Remove list creation from benchmark #1
Description
Many implementations remove elements from the list by mutating it (others create a new one), which makes it necessary to run each invocation on a fresh list. Creating a large list takes some time as well of course, so this considerably influences the overall runtime. How can the effect of creating the list be separated from actual removal?
Include list creation - subtract baseline
The current benchmarks include list creation. To make up for that one benchmark only measures creation time (called the baseline) so the actual time for removal can be computed by subtracting it:
@Benchmark
public void baseline(Blackhole bh) {
List<Integer> list = createArrayList();
bh.consume(list);
}
@Benchmark
public void iterativeAt(Blackhole bh) {
List<Integer> list = createArrayList();
List<Integer> removed = IterativeAtRemover.remove(list, removeAts);
bh.consume(removed);
}
This is not ideal to quickly compare results and also feels a little messy - is there no cleaner approach?
Lifecycle per invocation
With @Setup(Level.Invocation)
it would be possible to set the list up in a lifecycle method but the Javadoc warns against using it and I do not understand all implications.
/**
* Invocation level: to be executed for each benchmark method execution.
*
* <p><b>WARNING: HERE BE DRAGONS! THIS IS A SHARP TOOL.

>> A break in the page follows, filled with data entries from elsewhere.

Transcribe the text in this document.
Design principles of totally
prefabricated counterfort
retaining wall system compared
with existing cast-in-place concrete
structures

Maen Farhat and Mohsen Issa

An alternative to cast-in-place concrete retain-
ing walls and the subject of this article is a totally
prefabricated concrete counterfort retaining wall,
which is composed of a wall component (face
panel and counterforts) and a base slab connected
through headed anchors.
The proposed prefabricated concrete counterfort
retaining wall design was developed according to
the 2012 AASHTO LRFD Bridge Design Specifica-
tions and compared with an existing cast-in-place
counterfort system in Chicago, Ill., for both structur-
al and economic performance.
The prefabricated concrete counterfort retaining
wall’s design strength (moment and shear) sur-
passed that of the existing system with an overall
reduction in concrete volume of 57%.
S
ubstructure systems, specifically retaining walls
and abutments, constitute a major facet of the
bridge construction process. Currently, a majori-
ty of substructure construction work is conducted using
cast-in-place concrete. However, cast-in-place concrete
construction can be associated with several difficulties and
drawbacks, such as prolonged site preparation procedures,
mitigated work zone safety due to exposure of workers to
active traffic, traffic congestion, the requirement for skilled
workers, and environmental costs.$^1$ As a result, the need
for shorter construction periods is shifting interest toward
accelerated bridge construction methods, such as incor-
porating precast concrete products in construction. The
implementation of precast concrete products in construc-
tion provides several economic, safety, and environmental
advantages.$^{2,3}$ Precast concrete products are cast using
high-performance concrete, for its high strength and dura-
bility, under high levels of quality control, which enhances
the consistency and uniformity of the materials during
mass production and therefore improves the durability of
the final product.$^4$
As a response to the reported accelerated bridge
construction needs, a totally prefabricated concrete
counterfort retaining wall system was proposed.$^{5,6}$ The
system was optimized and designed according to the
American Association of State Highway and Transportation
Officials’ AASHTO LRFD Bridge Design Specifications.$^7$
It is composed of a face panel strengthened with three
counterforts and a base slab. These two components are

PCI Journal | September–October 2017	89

* MAKE SURE YOU UNDERSTAND THE REASONING AND THE IMPLICATIONS
* OF THE WARNINGS BELOW BEFORE EVEN CONSIDERING USING THIS LEVEL.</b></p>
*
* <p>This level is only usable for benchmarks taking more than a millisecond
* per single {@link Benchmark} method invocation. It is a good idea to validate
* the impact for your case on ad-hoc basis as well.</p>
*
* <p>WARNING #1: Since we have to subtract the setup/teardown costs from
* the benchmark time, on this level, we have to timestamp *each* benchmark
* invocation. If the benchmarked method is small, then we saturate the
* system with timestamp requests, which introduce artificial latency,
* throughput, and scalability bottlenecks.</p>
*
* <p>WARNING #2: Since we measure individual invocation timings with this
* level, we probably set ourselves up for (coordinated) omission. That means
* the hiccups in measurement can be hidden from timing measurement, and
* can introduce surprising results. For example, when we use timings to
* understand the benchmark throughput, the omitted timing measurement will
* result in lower aggregate time, and fictionally *larger* throughput.</p>
*
* <p>WARNING #3: In order to maintain the same sharing behavior as other
* Levels, we sometimes have to synchronize (arbitrage) the access to
* {@link State} objects. Other levels do this outside the measurement,
* but at this level, we have to synchronize on *critical path*, further
* offsetting the measurement.</p>
*
* <p>WARNING #4: Current implementation allows the helper method execution
* at this Level to overlap with the benchmark invocation itself in order
* to simplify arbitrage. That matters in multi-threaded benchmarks, when
* one worker thread executing {@link Benchmark} method may observe other
* worker thread already calling {@link TearDown} for the same object.</p>
*/
With regards to the first line:
This level is only usable for benchmarks taking more than a millisecond per single
Benchmark
method invocation
I could achieve that by creating a separate benchmark for larger lists, which might be a good idea anyway. But does that mean I can ignore the other warnings?
What else?
Are there other solutions for this problem?